Askeri yardımlar geleneksel olarak daha ziyade askeri araç gereç, silah gibi ayni yardımların yanı sıra, günümüzde askeri robotlar ve yapay zekâ gibi modern teknoloji yatırımlarından oluşuyor. Bu da dev bir sektör haline gelen ve son zamanlarda büyük finans ve teknoloji şirketleriyle işbirliğine giren ABD “askeri sanayi kompleksi”nin gelişmesine büyük katkı sağlıyor.

ABD’de Roberto J. González adlı bir akademisyen tarafından hazırlanan “Büyük Teknoloji ve Silikon Vadisi Askeri-Sınai Kompleksi Nasıl Dönüştürüyor” başlıklı bir rapor, yapay zekâ destekli ölümcül otonom silah sistemlerinin ya da katil robotların tartışmalı yükselişini, Gazze'den Ukrayna'ya savaş alanlarında yapay zekânın nasıl işlevsel bir biçimde ölüm makinalarına dönüştüğünü anlatıyor.

González, 2018 - 2022 yılları arasında, aralarında Lockheed Martin, RTX, Northrop Grumman, General Dynamics, Boeing ve BAE Systems gibi savunma sanayi devlerinin ve Microsoft ve Amazon gibi yüksek teknoloji şirketlerinin, risk sermayesinin ve özel finans şirketlerinin Pentagon ile yaptıkları en büyük beş askeri sözleşmenin “toplamda en az 53 milyar dolarlık sözleşme tavanına sahip olduğunu” belirledi. (1)

Hegemonyayı canlı tutmak

Bu yardımlarla aslında ABD, kendi finansal sermaye, teknoloji ve meta üretimi ve ihracatını sürekli olarak artırırken, aynı zamanda emperyalist bir devlet olarak tek kutuplu dünyada mevcut pozisyonunu da korumaya çalışıyor.
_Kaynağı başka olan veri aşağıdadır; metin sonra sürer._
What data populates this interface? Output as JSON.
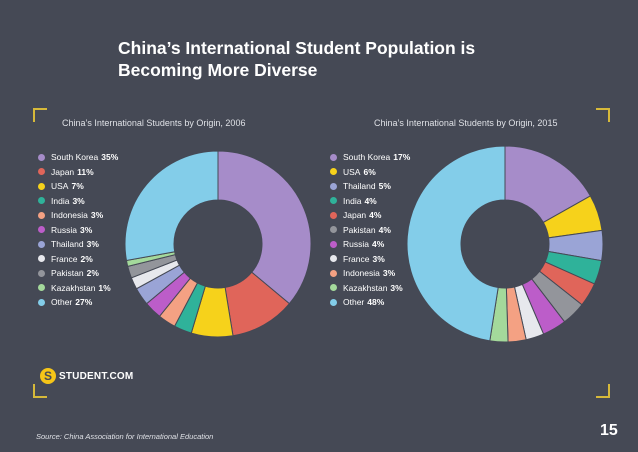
{
  "title": "China’s International Student Population is Becoming More Diverse",
  "source": "Source: China Association for International Education",
  "page_number": "15",
  "brand": {
    "name": "STUDENT.COM",
    "icon": "student-com-logo-icon",
    "icon_glyph": "S"
  },
  "chart_data": [
    {
      "type": "pie",
      "title": "China’s International Students by Origin, 2006",
      "categories": [
        "South Korea",
        "Japan",
        "USA",
        "India",
        "Indonesia",
        "Russia",
        "Thailand",
        "France",
        "Pakistan",
        "Kazakhstan",
        "Other"
      ],
      "values": [
        35,
        11,
        7,
        3,
        3,
        3,
        3,
        2,
        2,
        1,
        27
      ],
      "labels": [
        "35%",
        "11%",
        "7%",
        "3%",
        "3%",
        "3%",
        "3%",
        "2%",
        "2%",
        "1%",
        "27%"
      ],
      "colors": [
        "#a68cc9",
        "#e0655a",
        "#f6d21b",
        "#2fb29a",
        "#f4a183",
        "#bc5dc9",
        "#9aa4d6",
        "#e7e8ed",
        "#93959b",
        "#a4d99b",
        "#83cde9"
      ],
      "donut": true
    },
    {
      "type": "pie",
      "title": "China’s International Students by Origin, 2015",
      "categories": [
        "South Korea",
        "USA",
        "Thailand",
        "India",
        "Japan",
        "Pakistan",
        "Russia",
        "France",
        "Indonesia",
        "Kazakhstan",
        "Other"
      ],
      "values": [
        17,
        6,
        5,
        4,
        4,
        4,
        4,
        3,
        3,
        3,
        48
      ],
      "labels": [
        "17%",
        "6%",
        "5%",
        "4%",
        "4%",
        "4%",
        "4%",
        "3%",
        "3%",
        "3%",
        "48%"
      ],
      "colors": [
        "#a68cc9",
        "#f6d21b",
        "#9aa4d6",
        "#2fb29a",
        "#e0655a",
        "#93959b",
        "#bc5dc9",
        "#e7e8ed",
        "#f4a183",
        "#a4d99b",
        "#83cde9"
      ],
      "donut": true
    }
  ]
}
Zira başta hızla yükselen Çin olmak üzere BRICS ülkelerinin ayrı bir kutup oluşturma gayreti onun hegemonyasını sarsıyor.

Örnek olarak, ABD Devlet Başkanı Biden, Washington’un kendi emperyalist hesaplarıyla Ukrayna'ya ekonomik ve askeri yardım sağlıyor. Oysa Filipinler’den Vietnam ve Irak’a uzanan uzun emperyalist savaşlar tarihinin de gösterdiği gibi, Washington ulusal kurtuluş mücadelelerinin müttefiki değildir. Washington Rusya’yı zayıflatmayı, Doğu Avrupa’da genişleyen etki alanına müdahale etmesini önlemeyi ve NATO müttefiklerini sadece Moskova’ya karşı değil, NATO’nun tarihinde ilk kez stratejik odak olarak belirlediği Çin’e karşı da birlikte kullanmayı amaçlıyor. (2)

Biden’ın İsrail’in sürdürdüğü soykırım savaşına verdiği desteğin de gösterdiği gibi, ABD tüm dünyada ulusal kurtuluşun ve toplumsal devrimin başlıca düşmanlarından biridir. ABD, sefil bir statükoyu dayatmayı amaçlayan başlıca hegemondur ve bu nedenle uluslararası kolektif kurtuluşun müttefiki değil, rakibidir.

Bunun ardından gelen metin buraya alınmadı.